The Clinical Mental Health Counseling program offers students the opportunity to have a clinical or community counseling emphasis through the fieldwork placement. Practicum and internship opportunities typically include state, local, and private mental health agencies, addictions programs, psychiatric hospitals, and educational programs serving the mental health needs of deaf and hard of hearing persons and their hearing family members. The program is a hybrid program with the first year (including the summer session) being in residence at Gallaudet with courses taught primarily in the traditional classroom setting and the second year being a fieldwork placement out of the DC metropolitan area with continued coursework online.

The master's degree in Clinical Mental Health Counseling consists of a minimum of 69 credit hours and requires two academic years, including one summer to complete. The program of study is accredited by the Council for Accreditation of Counseling & Related Educational Programs (CACREP). Students are eligible to take the National Counselor Examination for Licensure and Certification (NCE) during their last semester of studies.


Admissions Procedures and Requirements

Applicants for the M.A. in Clinical Mental Health Counseling must complete the application procedures and meet the requirements for graduate study at Gallaudet University. Visit the Graduate Admissions web site for more information and a checklist of application requirements. Detailed program information and course descriptions are also available under the 'Courses' and 'Overview' tabs.

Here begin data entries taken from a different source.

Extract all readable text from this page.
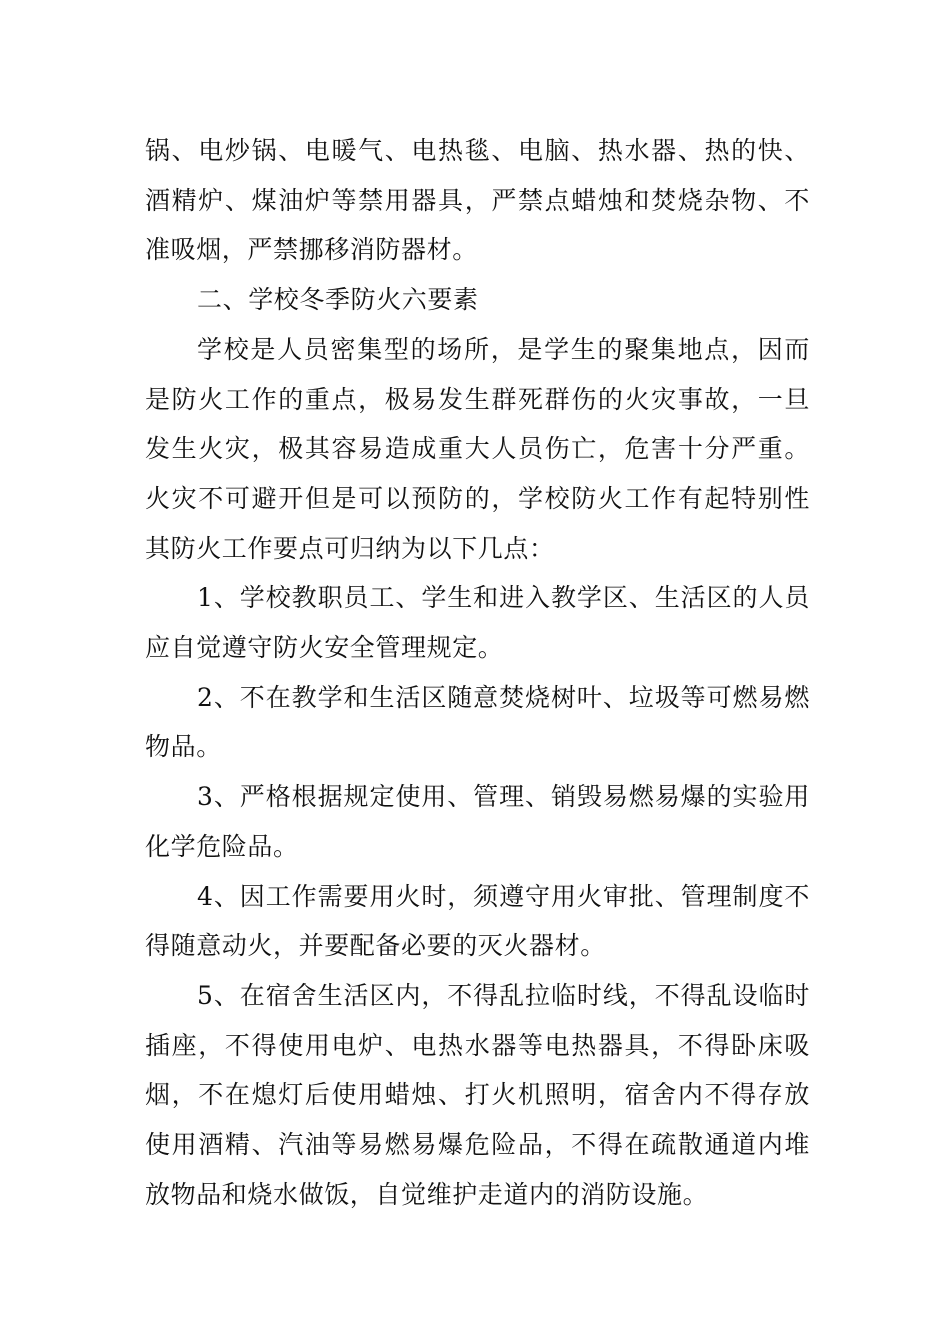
锅、电炒锅、电暖气、电热毯、电脑、热水器、热的快、酒精炉、煤油炉等禁用器具，严禁点蜡烛和焚烧杂物、不准吸烟，严禁挪移消防器材。

二、学校冬季防火六要素

学校是人员密集型的场所，是学生的聚集地点，因而是防火工作的重点，极易发生群死群伤的火灾事故，一旦发生火灾，极其容易造成重大人员伤亡，危害十分严重。火灾不可避开但是可以预防的，学校防火工作有起特别性其防火工作要点可归纳为以下几点：

1、学校教职员工、学生和进入教学区、生活区的人员应自觉遵守防火安全管理规定。

2、不在教学和生活区随意焚烧树叶、垃圾等可燃易燃物品。

3、严格根据规定使用、管理、销毁易燃易爆的实验用化学危险品。

4、因工作需要用火时，须遵守用火审批、管理制度不得随意动火，并要配备必要的灭火器材。

5、在宿舍生活区内，不得乱拉临时线，不得乱设临时插座，不得使用电炉、电热水器等电热器具，不得卧床吸烟，不在熄灯后使用蜡烛、打火机照明，宿舍内不得存放使用酒精、汽油等易燃易爆危险品，不得在疏散通道内堆放物品和烧水做饭，自觉维护走道内的消防设施。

First Date for Consideration of Application: November 15
Due Date for Completed Application: February 15

Students applying to the Clinical Mental Health Counseling Program must initially meet general requirements established by the graduate school:

  • Three (3) letters of recommendation. Appropriate sources for recommendation include a current/recent supervisor, a current/recent college instructor, someone familiar with applicant to give accurate testimony of applicant's character and dispositions fitting to the counseling field. Family members and friends are not appropriate sources for recommendation.
  • Interview, in person or by Videophone, with program faculty is required
  • American Sign Language proficiency at a level sufficient to successfully complete the Admissions Interview. This interview, conducted in ASL with the program, insures, among other things, the applicant's potential for full linguistic access to and participation in instruction and other curricular activities in this graduate program. "Successful completion" is achieved when the applicant demonstrates both receptive and expressive ASL skills such that the interview flows without significant interruptions.

Program Specific Requirements

  • Four (4) personal essays (two in written English and the other two in ASL) required by the Department of Counseling related to their interest in the field of mental health counseling and deaf persons.

Required Prior Coursework

  • Nine undergraduate or graduate credits in Psychology; each course must be completed with a grade of "B" or better:
    • Child/Adolescent or Human Development (3),
    • Abnormal Psychology (3), and
    • any other three credit Psychology course (may be completed during the summer prior to starting this program).